21st Century Writing Desk – Making the Top

Last week, I saw a picture of a roof top that resembled a wave.

House with wave roof by Jules Gregory

House with wave roof by Jules Gregory

The roof prompted me to ponder the question: does a tabletop really need to be flat? Running with that notion, I carved this maple sample, dyed it black and waxed it to increase the sheen.

Carved Sample

I was really pleased with the sample, (and so was everyone to whom I showed it) so I decided to use the carved pattern on a table top. I glued together two mahogany boards and began carving texture into the panel using a #7/10 gouge.

Carved Panel1

The surface felt so good under my fingertips.

Carved Panel2

After two-and-a-half hours of carving, I had completed the 12″ x 25″ panel. During that time I did a lot of thinking (and tweeting). I came up with the idea of calling it the 21st Century Writing Desk.

Carved Panel3

So, with the top done, my next step was to design a suitable base for it. I went to my computer and started playing with designs.

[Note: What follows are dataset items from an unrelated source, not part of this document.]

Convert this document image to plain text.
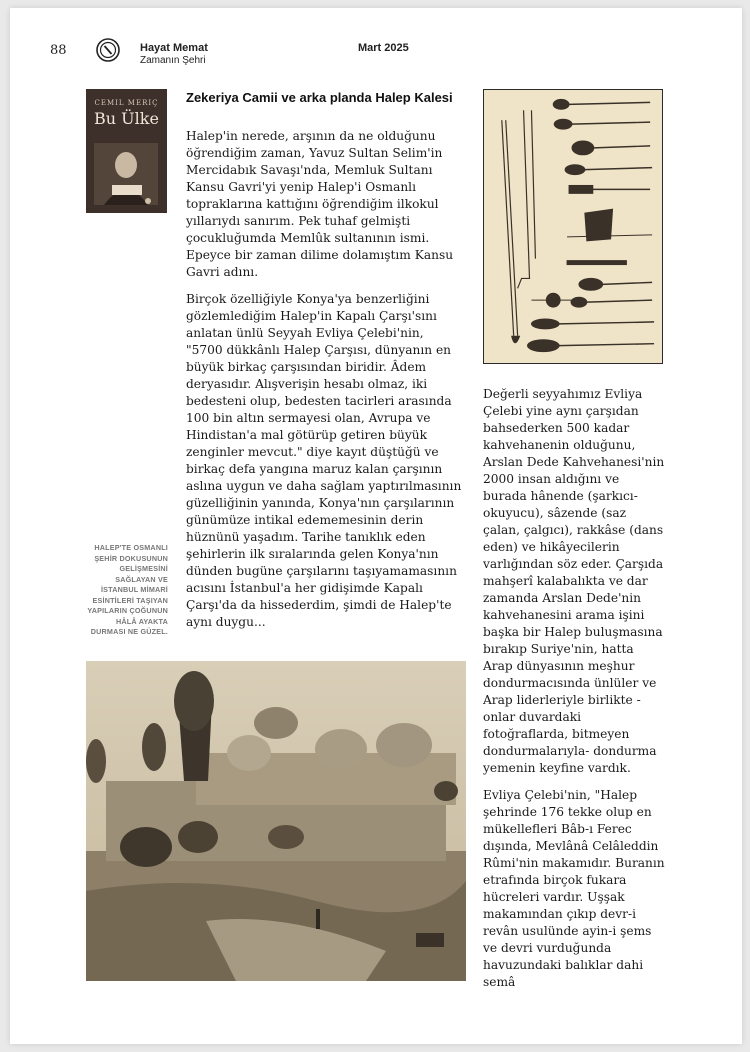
88	Hayat Memat
Zamanın Şehri
Mart 2025
CEMIL MERIÇ
Bu Ülke
Zekeriya Camii ve arka planda Halep Kalesi

Halep'in nerede, arşının da ne olduğunu öğrendiğim zaman, Yavuz Sultan Selim'in Mercidabık Savaşı'nda, Memluk Sultanı Kansu Gavri'yi yenip Halep'i Osmanlı topraklarına kattığını öğrendiğim ilkokul yıllarıydı sanırım. Pek tuhaf gelmişti çocukluğumda Memlûk sultanının ismi. Epeyce bir zaman dilime dolamıştım Kansu Gavri adını.

Birçok özelliğiyle Konya'ya benzerliğini gözlemlediğim Halep'in Kapalı Çarşı'sını anlatan ünlü Seyyah Evliya Çelebi'nin, "5700 dükkânlı Halep Çarşısı, dünyanın en büyük birkaç çarşısından biridir. Âdem deryasıdır. Alışverişin hesabı olmaz, iki bedesteni olup, bedesten tacirleri arasında 100 bin altın sermayesi olan, Avrupa ve Hindistan'a mal götürüp getiren büyük zenginler mevcut." diye kayıt düştüğü ve birkaç defa yangına maruz kalan çarşının aslına uygun ve daha sağlam yaptırılmasının güzelliğinin yanında, Konya'nın çarşılarının günümüze intikal edememesinin derin hüznünü yaşadım. Tarihe tanıklık eden şehirlerin ilk sıralarında gelen Konya'nın dünden bugüne çarşılarını taşıyamamasının acısını İstanbul'a her gidişimde Kapalı Çarşı'da da hissederdim, şimdi de Halep'te aynı duygu...

HALEP'TE OSMANLI ŞEHİR DOKUSUNUN GELİŞMESİNİ SAĞLAYAN VE İSTANBUL MİMARİ ESİNTİLERİ TAŞIYAN YAPILARIN ÇOĞUNUN HÂLÂ AYAKTA DURMASI NE GÜZEL.

Değerli seyyahımız Evliya Çelebi yine aynı çarşıdan bahsederken 500 kadar kahvehanenin olduğunu, Arslan Dede Kahvehanesi'nin 2000 insan aldığını ve burada hânende (şarkıcı-okuyucu), sâzende (saz çalan, çalgıcı), rakkâse (dans eden) ve hikâyecilerin varlığından söz eder. Çarşıda mahşerî kalabalıkta ve dar zamanda Arslan Dede'nin kahvehanesini arama işini başka bir Halep buluşmasına bırakıp Suriye'nin, hatta Arap dünyasının meşhur dondurmacısında ünlüler ve Arap liderleriyle birlikte -onlar duvardaki fotoğraflarda, bitmeyen dondurmalarıyla- dondurma yemenin keyfine vardık.

Evliya Çelebi'nin, "Halep şehrinde 176 tekke olup en mükellefleri Bâb-ı Ferec dışında, Mevlânâ Celâleddin Rûmi'nin makamıdır. Buranın etrafında birçok fukara hücreleri vardır. Uşşak makamından çıkıp devr-i revân usulünde ayin-i şems ve devri vurduğunda havuzundaki balıklar dahi semâ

11 thoughts on “21st Century Writing Desk – Making the Top

  1. Really nice texture. Would be great in an entrace hall.
    But unless you only write on scratch pad, hand writing on a single sheet of paper needs a flat surface. One could use a desk blotter but it would hide the texture. For hand writing I would put a piece fo floating glass on it.
    But maybe 21st century writing desk means a printer stand …
    Sylvain

    • Hi Sylvain,

      Thank you for the thoughtful comment.

      I, too, can see it in an entryway. I feel that the surface needs to be in a place where people can experience it, and a desk is usually a little more private than a hall table.

      When I came up with the name, 21st Century Writing Desk, I was thinking of computers. Most of my writing (not note-taking) takes place at one, as is happening right now.